Feature Articles


December Issue 2000

Governor's Mansion Simmons Gate at Columbia Museum of Art in Columbia, SC

A wrought iron gate designed by Charleston, SC, blacksmith Philip Simmons and forged last year at Charleston's School of the Building Arts was commissioned for an entryway at the SC Governor's Mansion. Through the generosity of the Governor and his staff, the gate will be on view at the Columbia Museum of Art in Columbia, SC, until renovations at the Mansion are complete in early 2001. Simmons is widely recognized as South Carolina's foremost ornamental metalworker of the 20th century. The Charleston native has devoted his life to preserving the traditional art of the blacksmith and has crafted wrought iron works that can be found across the nation in places such as the National Museum of American History of the Smithsonian Institution. With over seventy years of experience in ornamental iron working, Simmons includes among his accolades a National Heritage Fellowship from the National Endowment for the Arts in 1982, the highest honor that the United States can present to a traditional artist.

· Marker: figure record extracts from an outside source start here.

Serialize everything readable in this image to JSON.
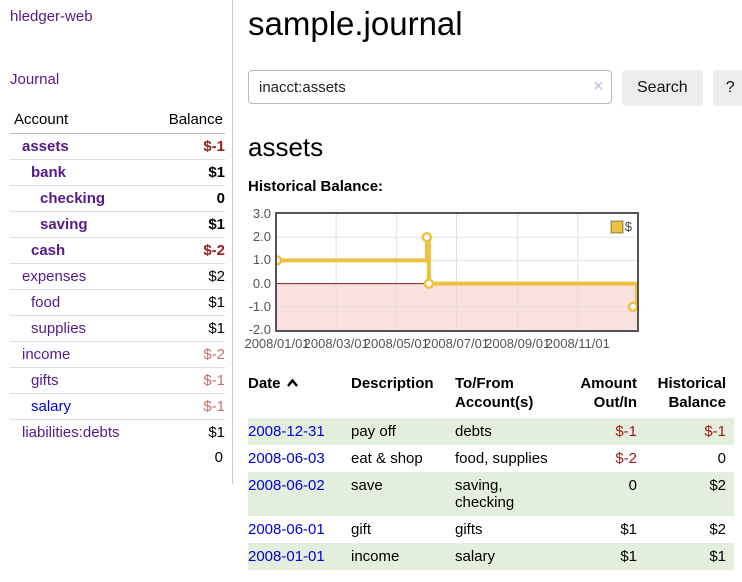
{
  "colors": {
    "purple": "#551a8b",
    "blue": "#0000dd",
    "neg_strong": "#9b1a1a",
    "neg_faded": "#c96f6f",
    "row_green": "#e3efdc",
    "button_bg": "#ececec",
    "chart_line": "#edc240",
    "chart_negative_bg": "#fbe0e0",
    "chart_zero_line": "#8b1a1a",
    "chart_grid": "#e0e0e0",
    "chart_border": "#545454"
  },
  "sidebar": {
    "brand": "hledger-web",
    "journal_link": "Journal",
    "accounts": {
      "header_account": "Account",
      "header_balance": "Balance",
      "rows": [
        {
          "name": "assets",
          "balance": "$-1",
          "level": 1,
          "bold": true,
          "neg": "strong"
        },
        {
          "name": "bank",
          "balance": "$1",
          "level": 2,
          "bold": true,
          "neg": null
        },
        {
          "name": "checking",
          "balance": "0",
          "level": 3,
          "bold": true,
          "neg": null
        },
        {
          "name": "saving",
          "balance": "$1",
          "level": 3,
          "bold": true,
          "neg": null
        },
        {
          "name": "cash",
          "balance": "$-2",
          "level": 2,
          "bold": true,
          "neg": "strong"
        },
        {
          "name": "expenses",
          "balance": "$2",
          "level": 1,
          "bold": false,
          "neg": null
        },
        {
          "name": "food",
          "balance": "$1",
          "level": 2,
          "bold": false,
          "neg": null
        },
        {
          "name": "supplies",
          "balance": "$1",
          "level": 2,
          "bold": false,
          "neg": null
        },
        {
          "name": "income",
          "balance": "$-2",
          "level": 1,
          "bold": false,
          "neg": "faded"
        },
        {
          "name": "gifts",
          "balance": "$-1",
          "level": 2,
          "bold": false,
          "neg": "faded"
        },
        {
          "name": "salary",
          "balance": "$-1",
          "level": 2,
          "bold": false,
          "neg": "faded",
          "link_color": "blue"
        },
        {
          "name": "liabilities:debts",
          "balance": "$1",
          "level": 1,
          "bold": false,
          "neg": null
        }
      ],
      "total": "0"
    }
  },
  "main": {
    "title": "sample.journal",
    "search": {
      "value": "inacct:assets",
      "clear_icon": "×",
      "button_label": "Search",
      "help_label": "?"
    },
    "account_heading": "assets",
    "chart_label": "Historical Balance:"
  },
  "chart_data": {
    "type": "line",
    "step": true,
    "title": "Historical Balance:",
    "series": [
      {
        "name": "$",
        "color": "#edc240",
        "points": [
          [
            "2008-01-01",
            1
          ],
          [
            "2008-06-01",
            2
          ],
          [
            "2008-06-03",
            0
          ],
          [
            "2008-12-31",
            -1
          ]
        ]
      }
    ],
    "x_range": [
      "2008-01-01",
      "2008-12-31"
    ],
    "ylim": [
      -2,
      3
    ],
    "x_ticks": [
      "2008/01/01",
      "2008/03/01",
      "2008/05/01",
      "2008/07/01",
      "2008/09/01",
      "2008/11/01"
    ],
    "y_ticks": [
      3.0,
      2.0,
      1.0,
      0.0,
      -1.0,
      -2.0
    ],
    "grid": true,
    "legend_position": "top-right",
    "legend_label": "$",
    "negative_region": true
  },
  "register": {
    "headers": {
      "date": "Date",
      "description": "Description",
      "tofrom": "To/From Account(s)",
      "amount": "Amount Out/In",
      "balance": "Historical Balance"
    },
    "rows": [
      {
        "date": "2008-12-31",
        "description": "pay off",
        "accounts": "debts",
        "amount": "$-1",
        "amount_neg": true,
        "balance": "$-1",
        "balance_neg": true,
        "shaded": true
      },
      {
        "date": "2008-06-03",
        "description": "eat & shop",
        "accounts": "food, supplies",
        "amount": "$-2",
        "amount_neg": true,
        "balance": "0",
        "balance_neg": false,
        "shaded": false
      },
      {
        "date": "2008-06-02",
        "description": "save",
        "accounts": "saving, checking",
        "amount": "0",
        "amount_neg": false,
        "balance": "$2",
        "balance_neg": false,
        "shaded": true
      },
      {
        "date": "2008-06-01",
        "description": "gift",
        "accounts": "gifts",
        "amount": "$1",
        "amount_neg": false,
        "balance": "$2",
        "balance_neg": false,
        "shaded": false
      },
      {
        "date": "2008-01-01",
        "description": "income",
        "accounts": "salary",
        "amount": "$1",
        "amount_neg": false,
        "balance": "$1",
        "balance_neg": false,
        "shaded": true
      }
    ]
  }
}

A walnut and ebony rocker by noted California woodworker Sam Maloof, a gift of Ethel Brody and Leona Sobel is on view in Gallery 1. Rocker (#60) is a classic example of Maloof's style and remains among one of his most recognizable designs. His work is included in the White House Collection of Craft and will also be featured in a major retrospective at the Renwick Gallery in Washington, DC, in late 2001. Celebrated as one of America's premiere craftsmen, Maloof began producing his distinctive furniture in 1950, and the rapid success of his simple, organic designs helped establish a new interest in studio furniture production concurrent with the resurgence of other craft traditions in the 1960s.

Inner Worlds: Works in Glass is a new exhibition in the Garden Terrace area that will highlight the creations of contemporary glass artists. Several of the works included are on loan from noted collectors Isaac and Sonia Luski of NC, who have also generously contributed 16 examples of contemporary glass to the Museum in the past two years. Included in the selection of seven works is Spirelli by noted Italian artist, Lino Tagliapietra, characterized by sparely elegant shapes combined with techniques adopted from Venetian glassworking tradition. New Jersey artist Paul Stankard's Wildflower Bouquet with Spirits is a highly detailed work with floral forms and human "spirit" shapes. Boysenberry Bash is by NC artist Jon Kuhn who has works in the White House collection and the Renwick Gallery. Marc Peiser's "pine free" vessel, a tour de force of technical skill and one of his early masterpieces, is included as well as works by Ken Carder, Brent Kee Young and Stephen Dee Edwards.